Cecilia Boudreaux is human resources director for the Regina Coeli Child Development Center, a Head Start program in Robert, La. Under the new rules, Boudreaux says, 26 of her 35 salaried employees would qualify for overtime pay, in the event of a building emergency or if a parent is late for pickup. But increasing salaries would cost at least $74,000 extra a year — meaning she’d have to cut costs elsewhere.
“Our grants stipulate how many children we have to have per classroom, so even to increase it we’d have to get permission,” she says.
Boudreaux says she’d have to furlough employees. Or convert some salaried positions to hourly, then cut the hourly rate, which she dreads doing.
“Who would want to come to work the following day, saying that ‘We have to move you to hourly, and oh, by the way you’re not gonna make as much as you would make normally. You have to work this minimum number of hours if you want to still make the same amount,’ ” she says.
Tony Murray, HR director for Diamond B Construction, also based in Louisiana, says many workers would consider going from salaried to hourly a demotion.

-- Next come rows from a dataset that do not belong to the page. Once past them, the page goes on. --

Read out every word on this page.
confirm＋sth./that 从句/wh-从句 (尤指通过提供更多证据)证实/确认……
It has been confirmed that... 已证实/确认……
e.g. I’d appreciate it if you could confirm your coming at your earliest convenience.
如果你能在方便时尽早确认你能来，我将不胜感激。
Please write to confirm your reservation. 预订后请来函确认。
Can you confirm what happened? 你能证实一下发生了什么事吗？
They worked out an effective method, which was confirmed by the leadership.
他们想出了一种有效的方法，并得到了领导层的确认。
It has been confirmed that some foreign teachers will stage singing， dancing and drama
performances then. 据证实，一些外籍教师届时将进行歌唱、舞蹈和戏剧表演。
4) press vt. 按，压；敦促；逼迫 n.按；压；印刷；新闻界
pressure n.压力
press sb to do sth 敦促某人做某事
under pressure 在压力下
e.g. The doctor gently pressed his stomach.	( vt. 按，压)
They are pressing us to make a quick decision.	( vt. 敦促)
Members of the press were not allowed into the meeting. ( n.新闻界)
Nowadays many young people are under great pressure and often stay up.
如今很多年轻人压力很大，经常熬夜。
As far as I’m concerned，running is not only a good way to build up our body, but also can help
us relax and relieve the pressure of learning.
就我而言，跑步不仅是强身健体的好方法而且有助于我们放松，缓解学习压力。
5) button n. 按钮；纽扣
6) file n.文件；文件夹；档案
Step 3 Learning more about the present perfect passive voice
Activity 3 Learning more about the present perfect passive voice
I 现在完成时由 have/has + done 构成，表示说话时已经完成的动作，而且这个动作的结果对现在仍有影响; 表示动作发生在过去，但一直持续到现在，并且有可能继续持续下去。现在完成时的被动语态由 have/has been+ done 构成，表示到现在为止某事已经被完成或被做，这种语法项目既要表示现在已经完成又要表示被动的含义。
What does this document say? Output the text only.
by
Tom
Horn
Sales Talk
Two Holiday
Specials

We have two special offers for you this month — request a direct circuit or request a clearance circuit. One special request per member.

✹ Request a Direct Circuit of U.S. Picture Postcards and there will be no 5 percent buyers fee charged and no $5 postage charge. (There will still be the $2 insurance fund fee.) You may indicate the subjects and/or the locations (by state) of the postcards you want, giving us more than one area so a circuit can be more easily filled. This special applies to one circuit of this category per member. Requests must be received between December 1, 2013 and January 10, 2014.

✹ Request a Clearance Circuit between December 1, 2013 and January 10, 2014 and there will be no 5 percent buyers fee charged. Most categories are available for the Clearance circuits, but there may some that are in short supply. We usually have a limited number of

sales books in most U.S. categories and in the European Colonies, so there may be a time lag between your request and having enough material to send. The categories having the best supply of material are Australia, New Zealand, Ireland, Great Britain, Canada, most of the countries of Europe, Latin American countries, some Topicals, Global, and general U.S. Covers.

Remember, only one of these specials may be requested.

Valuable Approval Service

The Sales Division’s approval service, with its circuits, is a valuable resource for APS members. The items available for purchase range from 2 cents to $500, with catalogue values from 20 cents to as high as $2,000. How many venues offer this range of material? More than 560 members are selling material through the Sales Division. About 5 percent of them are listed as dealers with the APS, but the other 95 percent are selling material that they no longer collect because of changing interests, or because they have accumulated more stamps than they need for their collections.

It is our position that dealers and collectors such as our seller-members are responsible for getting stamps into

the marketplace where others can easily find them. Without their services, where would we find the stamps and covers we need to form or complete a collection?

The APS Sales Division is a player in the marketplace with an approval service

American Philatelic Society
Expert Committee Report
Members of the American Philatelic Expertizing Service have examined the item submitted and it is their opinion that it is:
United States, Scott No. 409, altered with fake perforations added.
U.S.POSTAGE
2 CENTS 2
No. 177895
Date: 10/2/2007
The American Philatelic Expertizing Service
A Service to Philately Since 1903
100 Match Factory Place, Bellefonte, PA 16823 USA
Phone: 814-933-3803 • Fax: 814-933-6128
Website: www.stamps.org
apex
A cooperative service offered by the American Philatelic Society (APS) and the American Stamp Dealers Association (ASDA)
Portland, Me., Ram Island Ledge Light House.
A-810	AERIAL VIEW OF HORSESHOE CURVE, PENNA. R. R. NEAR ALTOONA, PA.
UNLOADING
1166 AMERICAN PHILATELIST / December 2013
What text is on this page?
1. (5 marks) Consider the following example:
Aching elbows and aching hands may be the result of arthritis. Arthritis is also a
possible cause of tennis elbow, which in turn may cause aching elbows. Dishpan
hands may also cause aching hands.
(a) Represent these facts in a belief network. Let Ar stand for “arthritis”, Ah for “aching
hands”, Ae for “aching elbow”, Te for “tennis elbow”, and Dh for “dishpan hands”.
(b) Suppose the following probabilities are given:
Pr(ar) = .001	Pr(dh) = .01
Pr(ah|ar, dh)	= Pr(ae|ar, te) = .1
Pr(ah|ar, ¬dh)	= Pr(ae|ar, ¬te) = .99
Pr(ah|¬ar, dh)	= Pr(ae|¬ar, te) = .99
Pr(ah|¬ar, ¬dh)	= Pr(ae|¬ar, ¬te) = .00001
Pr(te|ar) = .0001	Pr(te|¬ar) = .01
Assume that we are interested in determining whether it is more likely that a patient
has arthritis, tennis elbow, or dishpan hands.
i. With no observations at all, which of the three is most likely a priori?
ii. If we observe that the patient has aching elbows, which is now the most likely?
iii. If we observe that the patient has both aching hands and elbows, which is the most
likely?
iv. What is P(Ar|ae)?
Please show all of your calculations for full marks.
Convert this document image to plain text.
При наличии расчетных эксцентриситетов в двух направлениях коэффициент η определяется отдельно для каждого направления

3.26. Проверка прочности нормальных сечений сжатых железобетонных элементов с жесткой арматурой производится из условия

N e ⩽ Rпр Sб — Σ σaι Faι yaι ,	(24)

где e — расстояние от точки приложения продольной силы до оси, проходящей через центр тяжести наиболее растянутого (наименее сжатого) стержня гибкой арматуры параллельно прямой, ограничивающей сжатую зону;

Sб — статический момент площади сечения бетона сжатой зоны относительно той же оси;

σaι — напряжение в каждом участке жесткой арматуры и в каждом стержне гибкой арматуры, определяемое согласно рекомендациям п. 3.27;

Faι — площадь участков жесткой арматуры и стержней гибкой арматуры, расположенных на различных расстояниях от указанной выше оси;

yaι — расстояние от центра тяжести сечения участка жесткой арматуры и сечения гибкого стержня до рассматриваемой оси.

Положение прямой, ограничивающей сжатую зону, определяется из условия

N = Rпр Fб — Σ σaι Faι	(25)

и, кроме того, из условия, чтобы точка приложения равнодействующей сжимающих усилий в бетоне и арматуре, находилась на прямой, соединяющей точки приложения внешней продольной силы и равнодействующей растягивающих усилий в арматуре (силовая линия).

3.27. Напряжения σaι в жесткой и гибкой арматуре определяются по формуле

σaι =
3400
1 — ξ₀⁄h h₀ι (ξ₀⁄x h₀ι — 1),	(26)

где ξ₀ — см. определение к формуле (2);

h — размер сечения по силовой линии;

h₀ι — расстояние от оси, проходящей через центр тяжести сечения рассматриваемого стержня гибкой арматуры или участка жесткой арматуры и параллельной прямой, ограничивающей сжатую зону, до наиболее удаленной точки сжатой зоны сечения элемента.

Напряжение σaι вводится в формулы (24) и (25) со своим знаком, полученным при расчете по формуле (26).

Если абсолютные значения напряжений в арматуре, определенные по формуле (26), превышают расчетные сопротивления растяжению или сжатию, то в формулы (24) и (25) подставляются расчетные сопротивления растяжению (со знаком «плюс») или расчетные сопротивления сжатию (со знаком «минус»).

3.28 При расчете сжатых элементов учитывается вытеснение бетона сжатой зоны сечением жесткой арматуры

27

“When I was younger, all I [wanted] to do was get to a salaried position just simply because you knew what was going to be coming in each week and you did have the flexibility,” he says, including the ability to go to soccer tournaments or work late to make up for doctor’s appointments. Murray says under the new rules, those converted back to hourly status wouldn’t be able to do that.
“Millennials take into account more than anything workplace flexibility,” he says. “And of course who do you think is in that entry-level management … millennials more than anything.”